My physician immediately recommended a doctor who was underwhelming, to say the least. He didn’t listen to me and was quick to prescribe a variety of birth control pills after I told him that I’d had bad luck with birth control pills. I’m a good sport, so I tried the pills yet again. When my symptoms raged despite the hormones, then I got side effects to go with my typical pain, I decided to go off the birth control. Again. He suggested I try another kind. I Googled this kind and found an average of one star out of five on all review sites. Though I understand the negative bias of online reviews, one-star ratings don’t lie.

When I followed up, asking for another option, he suggested an IUD or another birth control pill. “We can just keep trying birth control until we find one that works,” he said, but this felt lazy to me. I wanted a doctor to at least consider other options. He’d never done blood work to determine my hormone levels. Second, he’d never offered any suggestions around lifestyle changes. I had to believe there was more information out there because I could find more than I was getting from him online.

So, I asked for a second opinion, and I did my research. I found a doctor who was known for her research on endometriosis and chronic pain, so I called her office.
“It’s a physician to physician thing,” I was told.

The words recycled in my mind as I tried to sleep that night. I felt as though the “good insurance” I supposedly have seemed useless because no one would listen to me. I put off calling again because I knew I’ll get upset, but when I finally did, I was put on hold in increments of five minutes, until another half hour of my life passed with no answers.

I was tired, and my exhaustion was as much a result of dealing with the medical community as it was dealing with my pain.

I was told that to see the specialist, I would have to wait for permissions. The office needed to check on a few things. I thought about calling back a week later, after no word. My pain was constant now, a thing that was new. Though I had suffered from Endometriosis since I was 15 — having endured monthly or bi-monthly flares on and off throughout my life that have interrupted work, social events, and peace of mind — I now, after over a dozen types of birth controls, had constant pain.

It felt as though I was carrying a kangaroo pouch with a brick in it.

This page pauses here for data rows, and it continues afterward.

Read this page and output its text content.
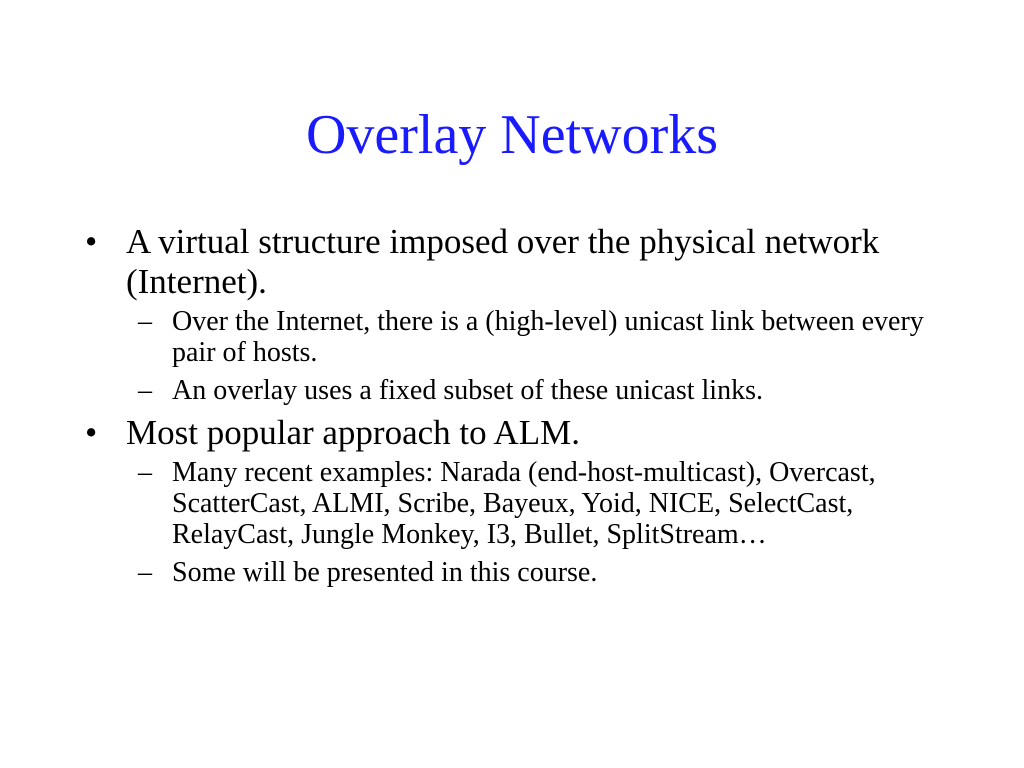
Overlay Networks
• A virtual structure imposed over the physical network (Internet).
– Over the Internet, there is a (high-level) unicast link between every pair of hosts.
– An overlay uses a fixed subset of these unicast links.
• Most popular approach to ALM.
– Many recent examples: Narada (end-host-multicast), Overcast, ScatterCast, ALMI, Scribe, Bayeux, Yoid, NICE, SelectCast, RelayCast, Jungle Monkey, I3, Bullet, SplitStream…
– Some will be presented in this course.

My abdomen was heavy, my pelvis felt swollen. I couldn’t sleep or concentrate on anything, and my rational thoughts were overpowered by anxious guessing about what was going on in my body. I had a disease that was not easy to talk about, but I sat down with my boss to explain that I needed to go home early, take the day off.

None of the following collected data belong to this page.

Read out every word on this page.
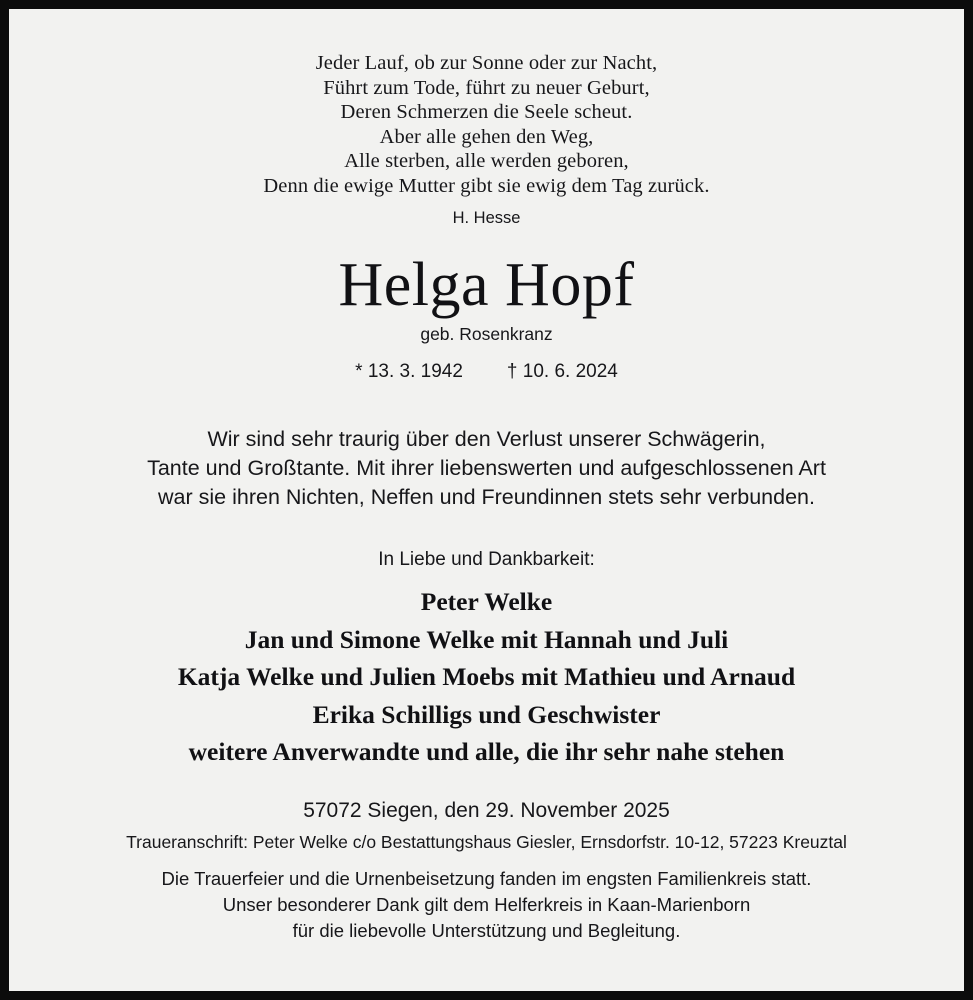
Jeder Lauf, ob zur Sonne oder zur Nacht,
Führt zum Tode, führt zu neuer Geburt,
Deren Schmerzen die Seele scheut.
Aber alle gehen den Weg,
Alle sterben, alle werden geboren,
Denn die ewige Mutter gibt sie ewig dem Tag zurück.
H. Hesse
Helga Hopf
geb. Rosenkranz
* 13. 3. 1942 † 10. 6. 2024
Wir sind sehr traurig über den Verlust unserer Schwägerin,
Tante und Großtante. Mit ihrer liebenswerten und aufgeschlossenen Art
war sie ihren Nichten, Neffen und Freundinnen stets sehr verbunden.
In Liebe und Dankbarkeit:
Peter Welke
Jan und Simone Welke mit Hannah und Juli
Katja Welke und Julien Moebs mit Mathieu und Arnaud
Erika Schilligs und Geschwister
weitere Anverwandte und alle, die ihr sehr nahe stehen
57072 Siegen, den 29. November 2025
Traueranschrift: Peter Welke c/o Bestattungshaus Giesler, Ernsdorfstr. 10-12, 57223 Kreuztal
Die Trauerfeier und die Urnenbeisetzung fanden im engsten Familienkreis statt.
Unser besonderer Dank gilt dem Helferkreis in Kaan-Marienborn
für die liebevolle Unterstützung und Begleitung.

After waiting that week, then another, I refused to be dismissed any longer.
I decided that my emotional state would likely affect my ability to effectively communicate to this office if I called back, so I begin to write a letter that inquired, calmly, about what my rights are. I dated it and sent it to the office, making note of it in my online portal. No longer than an hour later, I had an appointment.

These are the small wins, and though I am being seen next week and have no idea what will happen, I will continue to advocate for myself in whatever way I can, and perhaps if we all do, the greater community will begin to take endometriosis seriously. We deserve doctors who will look into options that are customized to our symptoms and that truly consider our overall health. I refuse be a good sport from here on in.